Kolumne: Schwereloser Infrastruktur-Wettbewerb


Artikel erschienen in Swiss IT Magazine 2024/06

     

Swisscom hat im Februar beschlossen, Vodafone Italien für 8 Milliarden Franken zu akquirieren. Eine Anleihe über 4 Milliarden Franken für diese Akquisition konnte Ende Mai 2024 frühzeitig abgeschlossen werden. Swisscom wird in Italien ihre Tochterfirma Fastweb mit Vodafone Italien fusionieren und zur Nummer zwei in Italien aufsteigen. Kurzfristig scheint dieser Kauf erfolgversprechend zu sein. Aber es stellen sich langfristig schon einige strategische Fragen:

1. Warum verkauft Vodafone in Europa zunehmend ihre Landesorganisationen?


2. Was beinhalten die Infrastrukturen in Italien wirklich im Festnetzbereich? Sind die gekauften Infrastrukturen mit den Glasfaser-basierten und DSL-Produkten von Fastweb kompatibel? Die Kabelnetze sind global eher in Sinkflug begriffen, da unterhaltsmässig zu teuer.

3. Sind die geplanten tech­nischen Synergien nicht zu teuer in der effektiven ­Umsetzung?

4. Was machen die Konkurrenten und Technologieentwicklungen? Oder besser, welche neue Konkurrenten entstehen in welchen Bereichen?

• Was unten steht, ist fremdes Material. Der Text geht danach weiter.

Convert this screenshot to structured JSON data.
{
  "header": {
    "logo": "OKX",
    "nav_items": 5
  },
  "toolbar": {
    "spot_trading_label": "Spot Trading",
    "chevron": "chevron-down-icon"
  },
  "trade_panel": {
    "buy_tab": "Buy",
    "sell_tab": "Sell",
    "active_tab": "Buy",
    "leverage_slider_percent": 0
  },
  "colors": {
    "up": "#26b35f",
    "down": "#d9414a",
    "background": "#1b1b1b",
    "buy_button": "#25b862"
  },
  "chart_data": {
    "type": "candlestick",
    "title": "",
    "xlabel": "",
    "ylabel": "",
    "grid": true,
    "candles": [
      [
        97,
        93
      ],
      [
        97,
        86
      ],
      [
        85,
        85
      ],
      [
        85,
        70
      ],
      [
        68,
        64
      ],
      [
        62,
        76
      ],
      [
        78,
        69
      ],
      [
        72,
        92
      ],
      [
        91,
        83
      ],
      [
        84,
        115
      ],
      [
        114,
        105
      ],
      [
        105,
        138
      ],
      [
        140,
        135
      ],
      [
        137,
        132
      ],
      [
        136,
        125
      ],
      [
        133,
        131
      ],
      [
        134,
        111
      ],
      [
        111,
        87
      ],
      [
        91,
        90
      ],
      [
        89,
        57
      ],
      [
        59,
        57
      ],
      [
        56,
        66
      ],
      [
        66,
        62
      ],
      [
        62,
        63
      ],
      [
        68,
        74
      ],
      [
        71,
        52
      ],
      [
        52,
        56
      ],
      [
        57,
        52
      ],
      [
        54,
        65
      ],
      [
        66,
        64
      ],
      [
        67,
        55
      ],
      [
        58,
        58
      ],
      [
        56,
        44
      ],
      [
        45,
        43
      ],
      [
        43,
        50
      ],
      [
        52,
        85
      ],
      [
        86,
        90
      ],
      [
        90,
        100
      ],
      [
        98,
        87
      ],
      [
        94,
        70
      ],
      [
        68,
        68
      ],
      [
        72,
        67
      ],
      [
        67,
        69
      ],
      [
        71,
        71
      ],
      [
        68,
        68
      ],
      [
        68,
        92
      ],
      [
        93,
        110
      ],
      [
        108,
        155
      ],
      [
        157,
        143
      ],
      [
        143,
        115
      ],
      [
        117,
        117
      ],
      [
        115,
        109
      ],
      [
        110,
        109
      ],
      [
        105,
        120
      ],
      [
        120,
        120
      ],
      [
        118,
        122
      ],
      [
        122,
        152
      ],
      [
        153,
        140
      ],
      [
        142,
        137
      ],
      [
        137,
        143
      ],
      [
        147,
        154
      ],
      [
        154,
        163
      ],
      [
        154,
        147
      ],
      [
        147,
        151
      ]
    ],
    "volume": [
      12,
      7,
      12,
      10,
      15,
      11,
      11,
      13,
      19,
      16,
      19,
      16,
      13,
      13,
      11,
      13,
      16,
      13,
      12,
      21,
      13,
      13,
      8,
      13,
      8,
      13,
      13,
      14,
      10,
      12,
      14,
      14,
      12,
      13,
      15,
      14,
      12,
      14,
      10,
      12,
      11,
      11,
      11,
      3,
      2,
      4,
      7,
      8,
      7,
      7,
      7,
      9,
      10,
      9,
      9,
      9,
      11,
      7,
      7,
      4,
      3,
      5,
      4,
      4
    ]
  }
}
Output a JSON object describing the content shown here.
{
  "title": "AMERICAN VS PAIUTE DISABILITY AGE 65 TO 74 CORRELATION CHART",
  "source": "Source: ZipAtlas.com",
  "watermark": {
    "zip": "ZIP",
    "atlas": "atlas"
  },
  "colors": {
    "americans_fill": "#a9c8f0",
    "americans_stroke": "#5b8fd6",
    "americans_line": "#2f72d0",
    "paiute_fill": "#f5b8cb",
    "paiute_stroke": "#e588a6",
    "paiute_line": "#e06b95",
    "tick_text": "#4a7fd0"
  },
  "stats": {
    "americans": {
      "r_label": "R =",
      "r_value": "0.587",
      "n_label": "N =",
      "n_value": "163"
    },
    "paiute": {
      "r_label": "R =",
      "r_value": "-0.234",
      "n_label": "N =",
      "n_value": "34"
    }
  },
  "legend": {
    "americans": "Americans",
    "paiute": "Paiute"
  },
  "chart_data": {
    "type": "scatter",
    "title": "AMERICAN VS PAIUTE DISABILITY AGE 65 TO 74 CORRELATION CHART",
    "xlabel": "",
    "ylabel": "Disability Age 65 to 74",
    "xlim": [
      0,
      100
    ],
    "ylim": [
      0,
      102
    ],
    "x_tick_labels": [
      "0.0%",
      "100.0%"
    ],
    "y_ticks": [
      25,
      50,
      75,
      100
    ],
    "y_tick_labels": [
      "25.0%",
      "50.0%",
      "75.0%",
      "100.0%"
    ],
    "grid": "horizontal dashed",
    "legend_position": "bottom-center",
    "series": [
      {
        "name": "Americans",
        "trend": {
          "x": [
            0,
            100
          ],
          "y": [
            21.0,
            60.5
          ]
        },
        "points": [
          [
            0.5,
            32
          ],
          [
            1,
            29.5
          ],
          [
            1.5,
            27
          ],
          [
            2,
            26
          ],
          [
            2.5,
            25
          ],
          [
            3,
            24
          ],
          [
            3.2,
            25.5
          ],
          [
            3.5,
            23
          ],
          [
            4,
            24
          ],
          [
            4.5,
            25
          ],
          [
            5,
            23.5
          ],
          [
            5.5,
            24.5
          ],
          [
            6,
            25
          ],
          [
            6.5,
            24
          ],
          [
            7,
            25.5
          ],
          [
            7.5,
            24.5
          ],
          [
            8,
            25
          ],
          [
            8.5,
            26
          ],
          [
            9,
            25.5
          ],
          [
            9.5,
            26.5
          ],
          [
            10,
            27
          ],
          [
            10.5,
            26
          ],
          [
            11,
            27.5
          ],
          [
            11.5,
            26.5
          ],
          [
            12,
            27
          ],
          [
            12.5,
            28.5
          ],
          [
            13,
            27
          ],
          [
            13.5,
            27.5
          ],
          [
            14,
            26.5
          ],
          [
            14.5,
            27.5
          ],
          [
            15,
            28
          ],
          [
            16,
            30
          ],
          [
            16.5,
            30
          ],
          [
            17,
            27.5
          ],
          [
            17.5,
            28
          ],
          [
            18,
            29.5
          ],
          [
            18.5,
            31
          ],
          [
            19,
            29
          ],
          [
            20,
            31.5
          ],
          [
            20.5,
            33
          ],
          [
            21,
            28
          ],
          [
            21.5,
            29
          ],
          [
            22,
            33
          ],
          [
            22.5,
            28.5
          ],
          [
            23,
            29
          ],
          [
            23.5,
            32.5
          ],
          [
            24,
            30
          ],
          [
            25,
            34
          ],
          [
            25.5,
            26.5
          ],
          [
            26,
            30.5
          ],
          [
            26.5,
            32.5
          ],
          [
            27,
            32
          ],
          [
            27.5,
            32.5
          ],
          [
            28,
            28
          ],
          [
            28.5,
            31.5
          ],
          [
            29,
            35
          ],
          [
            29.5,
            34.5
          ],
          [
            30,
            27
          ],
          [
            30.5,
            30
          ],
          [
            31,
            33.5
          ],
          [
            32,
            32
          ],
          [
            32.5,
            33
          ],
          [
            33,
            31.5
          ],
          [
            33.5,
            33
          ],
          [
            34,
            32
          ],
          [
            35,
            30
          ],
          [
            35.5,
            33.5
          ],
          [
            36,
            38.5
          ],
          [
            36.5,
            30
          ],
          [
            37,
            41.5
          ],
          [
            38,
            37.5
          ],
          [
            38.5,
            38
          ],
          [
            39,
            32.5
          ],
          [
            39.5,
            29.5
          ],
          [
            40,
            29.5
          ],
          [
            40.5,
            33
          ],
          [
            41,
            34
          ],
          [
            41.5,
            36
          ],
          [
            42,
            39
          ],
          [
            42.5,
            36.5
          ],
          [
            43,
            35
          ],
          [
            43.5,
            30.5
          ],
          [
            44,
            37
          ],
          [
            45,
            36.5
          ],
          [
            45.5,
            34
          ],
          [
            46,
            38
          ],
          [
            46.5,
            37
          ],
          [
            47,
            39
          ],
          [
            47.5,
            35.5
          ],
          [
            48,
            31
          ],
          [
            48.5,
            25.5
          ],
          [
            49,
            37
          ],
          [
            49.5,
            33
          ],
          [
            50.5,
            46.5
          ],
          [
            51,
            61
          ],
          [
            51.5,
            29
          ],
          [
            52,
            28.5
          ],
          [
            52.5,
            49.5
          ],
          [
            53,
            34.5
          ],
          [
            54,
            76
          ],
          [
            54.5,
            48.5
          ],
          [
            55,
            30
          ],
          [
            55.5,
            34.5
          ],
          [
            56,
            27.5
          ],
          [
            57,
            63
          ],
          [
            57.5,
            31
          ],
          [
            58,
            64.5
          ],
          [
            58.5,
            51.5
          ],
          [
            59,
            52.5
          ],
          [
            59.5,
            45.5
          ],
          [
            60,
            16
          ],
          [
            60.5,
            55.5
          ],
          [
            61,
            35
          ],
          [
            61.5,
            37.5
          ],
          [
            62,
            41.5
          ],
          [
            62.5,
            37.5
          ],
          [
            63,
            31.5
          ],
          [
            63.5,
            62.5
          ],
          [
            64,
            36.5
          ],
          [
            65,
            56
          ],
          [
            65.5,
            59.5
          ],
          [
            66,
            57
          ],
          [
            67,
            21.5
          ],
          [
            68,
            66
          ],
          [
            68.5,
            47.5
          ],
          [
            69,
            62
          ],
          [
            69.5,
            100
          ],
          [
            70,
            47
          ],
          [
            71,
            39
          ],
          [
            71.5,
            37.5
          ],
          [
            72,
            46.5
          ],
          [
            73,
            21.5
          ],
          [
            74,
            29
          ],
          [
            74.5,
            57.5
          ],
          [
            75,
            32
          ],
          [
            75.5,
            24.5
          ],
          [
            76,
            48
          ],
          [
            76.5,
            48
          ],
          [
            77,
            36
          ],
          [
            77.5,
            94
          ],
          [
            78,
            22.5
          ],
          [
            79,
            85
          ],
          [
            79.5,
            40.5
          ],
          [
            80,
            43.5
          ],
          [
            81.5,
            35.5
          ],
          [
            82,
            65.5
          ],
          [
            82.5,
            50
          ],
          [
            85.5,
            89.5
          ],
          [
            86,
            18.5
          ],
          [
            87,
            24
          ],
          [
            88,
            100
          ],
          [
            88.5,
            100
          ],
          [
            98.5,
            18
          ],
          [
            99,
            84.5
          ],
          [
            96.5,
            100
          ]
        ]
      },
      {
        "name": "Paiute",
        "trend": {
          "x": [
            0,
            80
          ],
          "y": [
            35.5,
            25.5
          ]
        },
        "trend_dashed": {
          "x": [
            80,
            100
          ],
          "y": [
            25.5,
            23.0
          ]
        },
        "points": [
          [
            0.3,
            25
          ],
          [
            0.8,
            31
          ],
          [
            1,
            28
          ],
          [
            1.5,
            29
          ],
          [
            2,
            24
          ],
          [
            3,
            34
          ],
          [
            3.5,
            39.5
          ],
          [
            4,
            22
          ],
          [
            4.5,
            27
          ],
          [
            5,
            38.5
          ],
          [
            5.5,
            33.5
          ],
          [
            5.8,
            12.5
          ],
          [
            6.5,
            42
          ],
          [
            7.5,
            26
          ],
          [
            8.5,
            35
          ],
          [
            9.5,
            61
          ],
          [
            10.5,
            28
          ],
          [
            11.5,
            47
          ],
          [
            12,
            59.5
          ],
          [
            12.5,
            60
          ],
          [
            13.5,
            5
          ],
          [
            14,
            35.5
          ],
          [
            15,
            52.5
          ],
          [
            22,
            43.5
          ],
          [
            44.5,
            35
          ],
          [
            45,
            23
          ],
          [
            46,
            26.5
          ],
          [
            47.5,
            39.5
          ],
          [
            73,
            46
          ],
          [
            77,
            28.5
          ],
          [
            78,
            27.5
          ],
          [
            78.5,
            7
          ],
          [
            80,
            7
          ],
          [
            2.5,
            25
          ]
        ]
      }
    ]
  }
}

Viele dieser Fragen bleiben unbeantwortet. Ich beobachte und melde seit einigen Jahren, dass Super- und Hyperscaler – insbesondere Microsoft mit M365/Teams – über die Pandemie hinweg plötzlich als neue Full-Service-Anbieter global präsent werden. Sie bieten Kunden wirkliche Kommunikationsmehrwerte, gewinnen erdrutschmässig Marktanteile, aber sie kreieren auch monopolistische Zustände und Abhängigkeiten.
Zusätzlich sind neue Technologieplayer am Start, etwa Starlink von Elon Musk. Wöchentlich starten SpaceX-Raketen mit vielen tieffliegenden Satelliten an Board und spannen sehr rasch ein alternatives Internet-/Breitband-Netzwerk über die Welt. Andere, wie Amazon, versuchen sich diesbezüglich auch schon. Sie haben das Potenzial, den bestehenden nationalen und regional agierenden Service Providern disruptiven Infrastruktur-Wettbewerb zu bringen. Noch sind die Bandbreiten nicht grossartig und die Angebote preislich eher hoch angesetzt, aber die Latenzen scheinen bereits passabel zu sein. Das sind die neuen, globalen Anbieter, die den schwerelosen, nicht regulierten und freien Markt im Weltall nutzen, neu denken und definieren. Das ist freie Marktwirtschaft und wird nicht nur die Telecom-Industrie in den nächsten Jahren herausfordern und verändern.

Die Anwendungen von Starlink im Ukraine-Krieg sind heute bereits sichtbar und potenziell von einer Person abhängig. Das macht mir Sorgen. Elon Musk hat bereits bewiesen, dass er Services an bestimmten Orten freimütig ein- und ausschalten sowie globale Veränderungen nach persönlichem Gusto oder politischer Ausrichtung bestimmen könnte.


Die politischen Einflussnahmen durch die Weltall-Provider sowie deren Eigentümer werden zunehmen und das kann demokratische Strukturen bedrohen.
Die Gesellschaften weltweit sind sehr stark gefordert! Der Call ist, dass freiheitsliebende Leute, wie ich einer bin, kritisch bleiben, sich nicht ergeben und die Freiheit des Internets bewahren helfen.

Luzi von Salis

Luzi von Salis ist Geschäfts­führer der Firma Von Salis ­Engineering und agiert als Interim-­Manager, Konsulent sowie als «Business Troubleshooter» im ICT-Sektor. In seiner Kolumne kommentiert und beleuchtet er aktuelle Themen aus dem ICT-Bereich.